Plant refinement is long-term work, and it takes many years to develop new breeds. Up through history, farmers have engaged in plant breeding through selection and cross-breeding of plants. They still do so today, but much contemporary breeding is carried out in laboratories by professional plant breeders. An increasing amount of this labor is now performed by private companies. In order to ensure a profit on this work, increasing calls are made for immaterial rights to the seed varieties developed, which would assure that the companies that develop new varieties are awarded time-limited exclusive rights to commercial use of the varieties. Immaterial rights are most often granted in the form of plant variety protection or patent.

What is plant variety protection?

Plant variety protection, or plant breeders’ rights, as it is also called, is a special category of rights that was developed specifically in order to protect plant varieties. Plant variety protection gives plant breeders exclusive rights to commercial exploitation of varieties that fulfill a series of specified demands. Thus, for example, the new variety must be different from other registered varieties. The extent of these demands and of the exclusive rights awarded vary to some extent from country to country. Some countries, like Nepal, India and Norway, have a form of plant variety protection that gives farmers broad rights to use and maintain the protected seed material, while other countries have developed laws that strongly restrict such rights. International cooperation on plant variety protection takes place mainly at UPOV (The International Union for the Protection of New Varieties of Plants). Most developing countries lacked any kind of plant variety protection until they became members of the World Trade Organization (WTO), where countries that do not accept patents on plants must introduce plant variety protection. For this reason, an increasing number of countries are establishing a legal basis for plant variety protection and engage in dialogue with UPOV on membership in the Union and support for formulating laws.

What is a patent?

A patent is the exclusive right to commercial exploitation of a new invention for a limited period of time. In order to be granted patent rights to a plant, applicants must fulfill the demands for, among other things, invention, novelty and distinction from other varieties. When a plant is patented, more than the use of the variety is protected. The applicant may request protection of the plant’s genetic material, which in practice means that other companies or breeders who wish to do further research on the patented material must, as a rule, apply for permission from the patent holder. In this way, patents on plants limits the development of new varieties. Membership in WTO places no obligations on countries to permit plant patenting, but the USA, EU and EFTA often demand that developing countries introduce patents on plants when they enter into bilateral trade agreements.

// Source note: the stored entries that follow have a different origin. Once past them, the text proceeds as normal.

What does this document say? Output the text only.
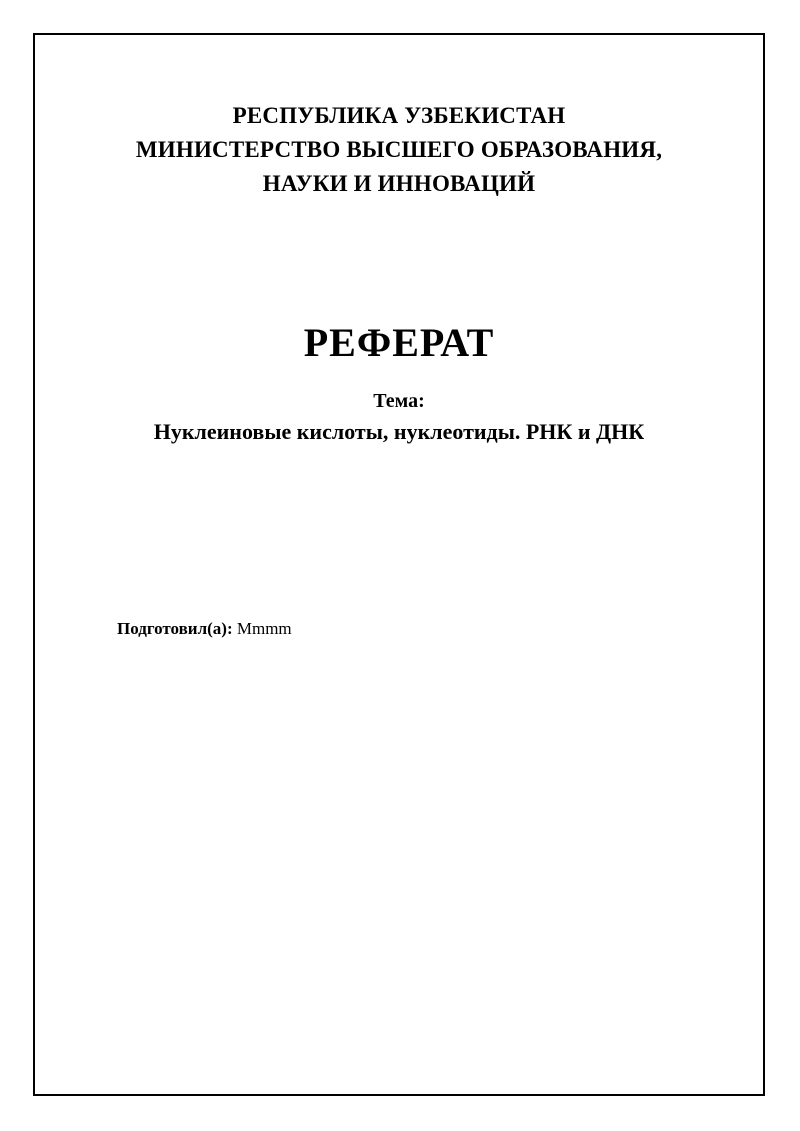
РЕСПУБЛИКА УЗБЕКИСТАН
МИНИСТЕРСТВО ВЫСШЕГО ОБРАЗОВАНИЯ,
НАУКИ И ИННОВАЦИЙ
РЕФЕРАТ
Тема:
Нуклеиновые кислоты, нуклеотиды. РНК и ДНК
Подготовил(а): Mmmm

What do immaterial rights mean for farmers?

Plant variety protection and patents both lay serious limitations on farmers’ rights to use, take care of, exchange and sell seeds. These rights are of central importance for the functioning of local seed sys­tems, which constitute an important basis for farmers’ food production. Plant variety protection and patenting make it more difficult for farmers to gain access to plant genetic materials, and yield few benefits for them from the advances in the field of plant breeding. This happens in spite of the fact that the genetic materials used by plant breeders were preserved by farmers.

The introduction of plant variety protection is particularly problematic in countries where few varieties are registered. This makes it possible to demand variety protection for plants that were developed and maintained by the farmers themselves through use and selection. Laws are often developed without the participation of farmers or civil society, and have also caused large-scale protests, as we witnessed in Guatemala in 2014 (link to case).

It is important that plant variety protection is designed to fit the local context and secure the rights of farmers to seed. It is important that developing countries are given the opportunity to acknowledge and implement the rights of farmers without being put under pressure to introduce plant patenting and forms of plant variety protection that restrict these rights.

What does the Development Fund do in this field?

The Development Fund works to increase the flexibility of UPOV, so the convention can maintain and acknowledge the rights of farmers to seed. The Development Fund participates in the network APBREBES (link), which is one of two civil society organizations with observer status in UPOV. As observers and through other advocacy work, the Development Fund seeks to ensure that the perspectives of poor farmers in developing countries are given voice in these discussions. The Development Fund also cooperates with Norwegian authorities in this field.

The Development Fund engages in advocacy to change present-day rules that allow patents on plants and animals, and encourages Norwegian authorities to not include demands for plant patenting and plant variety protection in their trade agreements with developing countries.

In addition, the Development Fund supports our partners, to increase their influence on their national authorities and to formulate laws for plant variety protection.